I’ve been running a set of continual learning experiments across 12 multimodal tasks (vision, speech, and text), and I managed to build an architecture that essentially eliminates catastrophic forgetting, even without replay.
The key turned out to be a combination of:
- ynamic expert expansion (grow only when new distributions appear)
- Task embeddings for conditioning shared components
- A lightweight retrieval memory
- Small task-specific heads for stable readout
With this setup, retention remained almost perfectly stable across the full task sequence. Earlier tasks showed no accuracy collapse even after many training stages, and performance stayed consistent as new tasks came in.

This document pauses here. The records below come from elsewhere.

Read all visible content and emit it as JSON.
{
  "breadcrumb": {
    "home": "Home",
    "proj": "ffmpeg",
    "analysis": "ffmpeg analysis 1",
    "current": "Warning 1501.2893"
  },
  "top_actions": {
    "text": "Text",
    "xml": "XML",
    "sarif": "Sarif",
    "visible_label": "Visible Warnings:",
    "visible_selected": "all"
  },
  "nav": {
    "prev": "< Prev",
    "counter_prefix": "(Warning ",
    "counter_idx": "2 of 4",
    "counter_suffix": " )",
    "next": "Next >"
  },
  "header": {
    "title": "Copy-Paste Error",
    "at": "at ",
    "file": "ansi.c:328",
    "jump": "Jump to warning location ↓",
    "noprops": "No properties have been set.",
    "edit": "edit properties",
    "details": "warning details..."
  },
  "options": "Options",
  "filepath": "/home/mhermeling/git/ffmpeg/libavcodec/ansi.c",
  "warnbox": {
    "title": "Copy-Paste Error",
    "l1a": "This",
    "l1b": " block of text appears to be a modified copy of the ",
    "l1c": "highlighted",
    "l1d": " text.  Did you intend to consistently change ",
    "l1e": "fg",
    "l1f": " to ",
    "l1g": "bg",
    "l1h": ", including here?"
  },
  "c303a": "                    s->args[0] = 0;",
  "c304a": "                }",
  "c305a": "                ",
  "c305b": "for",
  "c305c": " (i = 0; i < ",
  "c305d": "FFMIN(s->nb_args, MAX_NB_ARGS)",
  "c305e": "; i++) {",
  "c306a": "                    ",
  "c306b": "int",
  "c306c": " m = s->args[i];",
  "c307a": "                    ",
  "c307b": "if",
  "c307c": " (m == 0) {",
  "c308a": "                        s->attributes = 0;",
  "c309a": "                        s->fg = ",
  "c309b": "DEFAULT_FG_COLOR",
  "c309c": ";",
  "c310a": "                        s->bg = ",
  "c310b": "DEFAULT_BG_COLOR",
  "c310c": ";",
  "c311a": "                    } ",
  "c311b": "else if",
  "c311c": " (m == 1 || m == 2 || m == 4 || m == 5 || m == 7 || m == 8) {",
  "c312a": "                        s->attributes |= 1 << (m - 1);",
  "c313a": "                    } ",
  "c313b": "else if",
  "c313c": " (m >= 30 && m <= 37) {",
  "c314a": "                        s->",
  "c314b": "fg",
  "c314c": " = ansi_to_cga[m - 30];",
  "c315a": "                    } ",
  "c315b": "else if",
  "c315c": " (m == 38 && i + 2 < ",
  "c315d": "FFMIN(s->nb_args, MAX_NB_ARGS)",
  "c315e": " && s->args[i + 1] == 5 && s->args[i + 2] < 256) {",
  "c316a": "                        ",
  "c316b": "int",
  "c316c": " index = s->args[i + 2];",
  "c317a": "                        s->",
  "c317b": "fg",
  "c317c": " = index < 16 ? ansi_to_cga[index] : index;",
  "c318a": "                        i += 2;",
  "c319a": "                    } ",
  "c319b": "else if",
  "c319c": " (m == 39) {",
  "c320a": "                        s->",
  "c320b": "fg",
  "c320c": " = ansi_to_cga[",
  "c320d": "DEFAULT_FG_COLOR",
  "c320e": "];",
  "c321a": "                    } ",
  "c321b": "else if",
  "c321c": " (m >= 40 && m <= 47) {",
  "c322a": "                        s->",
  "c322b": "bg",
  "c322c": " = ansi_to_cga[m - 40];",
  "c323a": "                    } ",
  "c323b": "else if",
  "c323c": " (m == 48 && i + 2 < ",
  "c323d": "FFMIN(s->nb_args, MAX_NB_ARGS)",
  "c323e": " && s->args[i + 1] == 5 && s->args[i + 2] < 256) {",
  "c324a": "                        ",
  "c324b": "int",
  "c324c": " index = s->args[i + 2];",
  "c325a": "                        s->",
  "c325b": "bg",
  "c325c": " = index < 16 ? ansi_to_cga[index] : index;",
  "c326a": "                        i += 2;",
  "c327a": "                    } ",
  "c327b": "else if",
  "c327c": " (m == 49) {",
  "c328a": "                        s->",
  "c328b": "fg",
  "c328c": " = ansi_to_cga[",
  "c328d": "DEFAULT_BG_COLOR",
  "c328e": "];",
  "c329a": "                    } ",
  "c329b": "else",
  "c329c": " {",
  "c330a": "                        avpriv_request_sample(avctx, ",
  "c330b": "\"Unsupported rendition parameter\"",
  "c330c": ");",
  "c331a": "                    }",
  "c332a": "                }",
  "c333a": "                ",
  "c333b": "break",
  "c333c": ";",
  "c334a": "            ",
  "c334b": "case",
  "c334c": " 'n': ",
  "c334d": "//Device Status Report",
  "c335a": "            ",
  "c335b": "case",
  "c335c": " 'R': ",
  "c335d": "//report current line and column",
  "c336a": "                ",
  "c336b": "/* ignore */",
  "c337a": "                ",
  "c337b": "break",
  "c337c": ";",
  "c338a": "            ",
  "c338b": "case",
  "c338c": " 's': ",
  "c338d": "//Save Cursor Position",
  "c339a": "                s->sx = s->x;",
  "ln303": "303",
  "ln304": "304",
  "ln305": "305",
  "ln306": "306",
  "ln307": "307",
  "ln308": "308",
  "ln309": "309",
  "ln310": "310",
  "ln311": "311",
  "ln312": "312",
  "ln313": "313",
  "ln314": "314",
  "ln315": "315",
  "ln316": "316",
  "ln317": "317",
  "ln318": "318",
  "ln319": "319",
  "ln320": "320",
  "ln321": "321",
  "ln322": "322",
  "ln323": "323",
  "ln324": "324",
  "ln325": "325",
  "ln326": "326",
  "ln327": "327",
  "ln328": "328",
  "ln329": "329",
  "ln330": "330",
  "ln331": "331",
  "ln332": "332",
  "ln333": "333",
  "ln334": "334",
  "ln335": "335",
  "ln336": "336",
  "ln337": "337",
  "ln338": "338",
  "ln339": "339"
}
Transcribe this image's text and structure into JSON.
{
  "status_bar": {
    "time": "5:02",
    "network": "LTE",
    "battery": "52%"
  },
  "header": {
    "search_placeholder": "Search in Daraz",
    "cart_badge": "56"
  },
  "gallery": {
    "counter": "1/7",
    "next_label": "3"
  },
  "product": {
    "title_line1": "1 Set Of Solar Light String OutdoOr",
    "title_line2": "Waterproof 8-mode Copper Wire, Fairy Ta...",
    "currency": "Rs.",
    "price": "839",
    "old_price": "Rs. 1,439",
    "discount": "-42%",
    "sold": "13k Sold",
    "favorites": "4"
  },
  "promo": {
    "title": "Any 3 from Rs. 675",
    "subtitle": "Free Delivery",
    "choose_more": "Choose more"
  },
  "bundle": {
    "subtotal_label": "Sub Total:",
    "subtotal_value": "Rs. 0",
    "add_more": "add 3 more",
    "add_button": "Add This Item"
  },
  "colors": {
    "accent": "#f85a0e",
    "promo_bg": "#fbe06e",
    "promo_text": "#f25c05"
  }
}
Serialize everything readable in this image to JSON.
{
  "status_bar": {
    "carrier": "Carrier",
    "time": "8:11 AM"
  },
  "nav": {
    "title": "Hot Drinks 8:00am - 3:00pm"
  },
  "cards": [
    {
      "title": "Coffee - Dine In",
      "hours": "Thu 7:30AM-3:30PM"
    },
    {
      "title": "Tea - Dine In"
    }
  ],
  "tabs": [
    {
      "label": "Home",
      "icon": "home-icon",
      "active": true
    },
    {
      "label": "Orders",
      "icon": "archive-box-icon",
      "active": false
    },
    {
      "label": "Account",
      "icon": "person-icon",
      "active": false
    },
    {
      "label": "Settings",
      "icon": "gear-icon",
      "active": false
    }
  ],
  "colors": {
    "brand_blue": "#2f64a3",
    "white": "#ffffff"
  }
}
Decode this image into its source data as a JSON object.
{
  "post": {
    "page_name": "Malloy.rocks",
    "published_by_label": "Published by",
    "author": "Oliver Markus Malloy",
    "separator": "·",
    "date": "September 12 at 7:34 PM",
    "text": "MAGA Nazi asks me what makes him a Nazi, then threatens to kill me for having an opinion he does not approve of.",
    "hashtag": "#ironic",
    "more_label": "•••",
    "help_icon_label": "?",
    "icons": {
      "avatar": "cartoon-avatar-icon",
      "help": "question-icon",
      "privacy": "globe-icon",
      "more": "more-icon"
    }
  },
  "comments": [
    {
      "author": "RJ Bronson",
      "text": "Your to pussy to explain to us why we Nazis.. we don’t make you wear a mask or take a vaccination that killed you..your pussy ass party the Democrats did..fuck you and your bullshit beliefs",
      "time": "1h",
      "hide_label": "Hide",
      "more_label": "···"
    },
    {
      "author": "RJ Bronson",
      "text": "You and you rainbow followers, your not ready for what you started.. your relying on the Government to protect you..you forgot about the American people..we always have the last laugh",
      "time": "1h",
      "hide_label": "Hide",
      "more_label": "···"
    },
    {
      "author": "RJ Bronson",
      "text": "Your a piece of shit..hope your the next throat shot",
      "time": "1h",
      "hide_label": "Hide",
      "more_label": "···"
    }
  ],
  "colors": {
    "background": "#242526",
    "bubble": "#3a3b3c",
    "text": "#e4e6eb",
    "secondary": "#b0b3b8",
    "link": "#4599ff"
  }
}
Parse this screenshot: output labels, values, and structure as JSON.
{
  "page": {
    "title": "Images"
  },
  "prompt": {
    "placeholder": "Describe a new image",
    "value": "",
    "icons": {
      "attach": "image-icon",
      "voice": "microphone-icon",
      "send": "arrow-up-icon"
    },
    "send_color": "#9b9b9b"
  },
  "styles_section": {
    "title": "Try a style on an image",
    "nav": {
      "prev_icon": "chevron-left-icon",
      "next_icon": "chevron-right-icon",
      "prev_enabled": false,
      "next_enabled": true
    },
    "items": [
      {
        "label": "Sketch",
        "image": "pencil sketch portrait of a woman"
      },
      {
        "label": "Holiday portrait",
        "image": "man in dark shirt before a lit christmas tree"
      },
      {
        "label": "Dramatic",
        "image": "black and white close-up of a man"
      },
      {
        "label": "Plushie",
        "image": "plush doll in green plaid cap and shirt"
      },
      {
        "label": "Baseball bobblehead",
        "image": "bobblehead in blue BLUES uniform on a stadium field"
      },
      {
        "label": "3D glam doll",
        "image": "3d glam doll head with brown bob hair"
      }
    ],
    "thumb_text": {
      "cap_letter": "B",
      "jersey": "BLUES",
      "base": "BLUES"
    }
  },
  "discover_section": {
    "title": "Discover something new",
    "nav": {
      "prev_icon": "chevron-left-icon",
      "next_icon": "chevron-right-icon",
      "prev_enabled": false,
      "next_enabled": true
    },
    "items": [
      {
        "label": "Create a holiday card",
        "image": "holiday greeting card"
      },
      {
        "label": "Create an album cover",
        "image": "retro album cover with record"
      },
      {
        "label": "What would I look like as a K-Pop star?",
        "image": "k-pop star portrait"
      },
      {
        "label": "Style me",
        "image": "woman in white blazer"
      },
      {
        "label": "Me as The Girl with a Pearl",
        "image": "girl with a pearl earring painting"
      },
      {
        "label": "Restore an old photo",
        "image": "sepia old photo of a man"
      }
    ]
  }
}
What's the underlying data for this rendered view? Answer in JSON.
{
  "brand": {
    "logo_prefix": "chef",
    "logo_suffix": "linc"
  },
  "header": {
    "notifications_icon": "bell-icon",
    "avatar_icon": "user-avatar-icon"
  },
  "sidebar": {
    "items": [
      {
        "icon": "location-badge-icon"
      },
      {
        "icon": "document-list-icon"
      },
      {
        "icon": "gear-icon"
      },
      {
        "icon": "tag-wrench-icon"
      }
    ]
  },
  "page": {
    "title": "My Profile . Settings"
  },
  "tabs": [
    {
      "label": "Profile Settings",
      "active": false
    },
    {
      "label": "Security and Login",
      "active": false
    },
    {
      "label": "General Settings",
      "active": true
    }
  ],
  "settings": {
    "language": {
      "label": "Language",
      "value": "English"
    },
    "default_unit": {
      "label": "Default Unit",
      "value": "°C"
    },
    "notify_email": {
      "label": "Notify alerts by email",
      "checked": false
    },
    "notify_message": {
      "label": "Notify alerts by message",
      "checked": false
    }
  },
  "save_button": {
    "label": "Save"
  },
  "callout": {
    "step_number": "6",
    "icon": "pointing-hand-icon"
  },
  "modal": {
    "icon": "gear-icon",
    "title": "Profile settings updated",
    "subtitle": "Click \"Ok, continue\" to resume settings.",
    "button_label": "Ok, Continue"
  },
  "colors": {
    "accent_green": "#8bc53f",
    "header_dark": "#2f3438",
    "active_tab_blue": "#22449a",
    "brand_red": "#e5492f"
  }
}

Some highlights from the results
- Zero observable catastrophic forgetting across all 12 tasks
- Experts expanded only when necessary, matching new distribution shifts
- The shared latent space stayed coherent across modalities
- Intrinsic signals (e.g., prediction error) boosted stability during training but weren’t needed at inference
For anyone interested in digging into the evaluation pipeline, I’ve packaged the experiment logs, model checkpoints, and a safe inference script here:
🔗 GitHub (Reproducibility / Results)
https://github.com/nkundinezayv/CORA-ContinualLearning
(It's not the full training implementation, but it’s enough to verify the results and understand the evaluation flow.)
I’m sharing this mainly to compare observations with others working on continual or modular learning.
Has anyone explored dynamic expansion or large-scale modular CL setups?
I’d love to hear about bottlenecks, failure modes, or architecture designs that worked well for you.